Corona-Pandemie entzaubert Telemedizin
In der Coronakrise offenbart sich, wie schnell die Videosprechstunde an ihre Grenzen kommt und letztlich kaum mehr leisten kann als ein Telefonat. Dietrich betont: "Man kann auch meist nicht von Behandlung sprechen, das ist in der Regel nur Beratung. Tatsächliche Behandlungen, Untersuchungen, Vorsorgen und Check-ups können per Video gar nicht umgesetzt werden und haben daher in den vergangenen Wochen oft nicht stattgefunden." Beispielsweise sind körperliche und apparative Untersuchungen, Blutabnahmen oder Abstriche per Telemedizin schlichtweg unmöglich - das betrifft sowohl die Diagnostik und Behandlung ganz normaler Krankheiten als auch von Covid-19-Erkrankungen. "Auch bestimmte Patientengruppen, wie alte und schwerkranke Menschen, Kinder sowie Patienten ohne IT-Zugang können die Telemedizin oft gar nicht nutzen."

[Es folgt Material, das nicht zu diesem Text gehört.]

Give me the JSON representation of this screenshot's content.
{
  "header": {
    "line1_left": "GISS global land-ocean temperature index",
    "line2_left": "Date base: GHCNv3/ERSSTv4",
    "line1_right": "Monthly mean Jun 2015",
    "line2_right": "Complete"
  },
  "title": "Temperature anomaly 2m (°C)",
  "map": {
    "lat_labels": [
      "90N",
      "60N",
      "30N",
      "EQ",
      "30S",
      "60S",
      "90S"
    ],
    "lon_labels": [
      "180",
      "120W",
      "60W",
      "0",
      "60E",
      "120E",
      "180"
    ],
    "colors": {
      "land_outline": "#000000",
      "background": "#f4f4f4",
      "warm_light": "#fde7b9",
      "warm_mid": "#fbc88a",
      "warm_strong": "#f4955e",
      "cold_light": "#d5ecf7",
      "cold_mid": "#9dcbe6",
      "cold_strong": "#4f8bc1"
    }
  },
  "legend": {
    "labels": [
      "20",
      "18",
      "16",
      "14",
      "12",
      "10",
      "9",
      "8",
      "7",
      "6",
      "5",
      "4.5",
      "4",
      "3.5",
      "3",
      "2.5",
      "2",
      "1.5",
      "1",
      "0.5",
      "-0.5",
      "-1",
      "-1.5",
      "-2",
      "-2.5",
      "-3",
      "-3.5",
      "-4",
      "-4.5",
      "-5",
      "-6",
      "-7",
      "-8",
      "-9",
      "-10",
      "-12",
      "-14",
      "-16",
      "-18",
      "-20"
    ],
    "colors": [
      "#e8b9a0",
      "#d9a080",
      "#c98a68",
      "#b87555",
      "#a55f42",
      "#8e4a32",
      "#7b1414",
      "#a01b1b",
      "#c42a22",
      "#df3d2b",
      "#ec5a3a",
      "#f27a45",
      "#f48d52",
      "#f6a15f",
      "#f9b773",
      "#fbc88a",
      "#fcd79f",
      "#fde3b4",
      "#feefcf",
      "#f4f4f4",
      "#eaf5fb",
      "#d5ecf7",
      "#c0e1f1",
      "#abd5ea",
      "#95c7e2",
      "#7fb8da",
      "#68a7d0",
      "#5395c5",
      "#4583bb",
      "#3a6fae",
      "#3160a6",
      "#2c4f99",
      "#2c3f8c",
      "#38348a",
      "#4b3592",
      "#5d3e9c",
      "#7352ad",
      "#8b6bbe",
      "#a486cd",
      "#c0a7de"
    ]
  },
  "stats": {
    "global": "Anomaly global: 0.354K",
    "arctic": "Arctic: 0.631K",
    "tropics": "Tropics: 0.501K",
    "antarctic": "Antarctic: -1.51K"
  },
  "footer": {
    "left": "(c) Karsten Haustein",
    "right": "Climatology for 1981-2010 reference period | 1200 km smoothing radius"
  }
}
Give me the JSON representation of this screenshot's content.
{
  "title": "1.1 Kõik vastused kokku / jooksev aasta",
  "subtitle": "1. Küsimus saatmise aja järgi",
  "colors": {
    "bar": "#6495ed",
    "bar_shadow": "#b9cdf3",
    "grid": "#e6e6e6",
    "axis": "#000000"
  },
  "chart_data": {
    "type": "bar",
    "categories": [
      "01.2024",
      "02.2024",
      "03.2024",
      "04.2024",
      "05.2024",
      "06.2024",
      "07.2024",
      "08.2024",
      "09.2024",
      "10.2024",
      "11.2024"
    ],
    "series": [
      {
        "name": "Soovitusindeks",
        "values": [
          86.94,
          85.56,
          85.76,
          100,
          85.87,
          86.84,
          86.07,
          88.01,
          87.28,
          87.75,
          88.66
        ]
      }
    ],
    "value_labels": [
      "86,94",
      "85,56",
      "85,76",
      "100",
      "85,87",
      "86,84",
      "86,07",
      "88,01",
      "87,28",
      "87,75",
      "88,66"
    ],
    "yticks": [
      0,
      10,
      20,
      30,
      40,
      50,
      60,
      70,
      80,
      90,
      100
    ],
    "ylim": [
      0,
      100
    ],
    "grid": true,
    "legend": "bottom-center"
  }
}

Berichten und Erfahrungen von Ärztinnen und Ärzten zufolge benötigen Videosprechstunden im Vergleich zum Arzt-Patienten-Kontakt in der Praxis zudem oft die doppelte Zeit, um zu einem vernünftigen Beratungsergebnis zu kommen. "Denn die Interaktionsmöglichkeiten zwischen Arzt und Patient", erläutert der FÄ-Chef, "sind stark eingeschränkt - sowohl auf der psychosozialen als auch individualtherapeutischen Ebene." Aus gutem Grund habe der Deutsche Ärztetag auf Initiative der FÄ die reale Arzt-Patienten-Behandlung klar als "Goldstandard" definiert.
Ohnehin hat die Bevölkerung laut Medienberichten in den vergangenen Wochen Videosprechstunden nicht so stark genutzt, wie manche Anbieter sich das gewünscht hätten. Dietrich wundert das nicht: "Den meisten Patientinnen und Patienten ist klar, dass Telemedizin bei Weitem nicht die gleiche Qualität erreichen kann. Letztlich haben die ausgebliebenen Behandlungen in den Praxen ein erhebliches qualitatives und quantitatives Defizit bei der medizinischen Betreuung der Bevölkerung hinterlassen, dass nun aufzuarbeiten und zu heilen ist."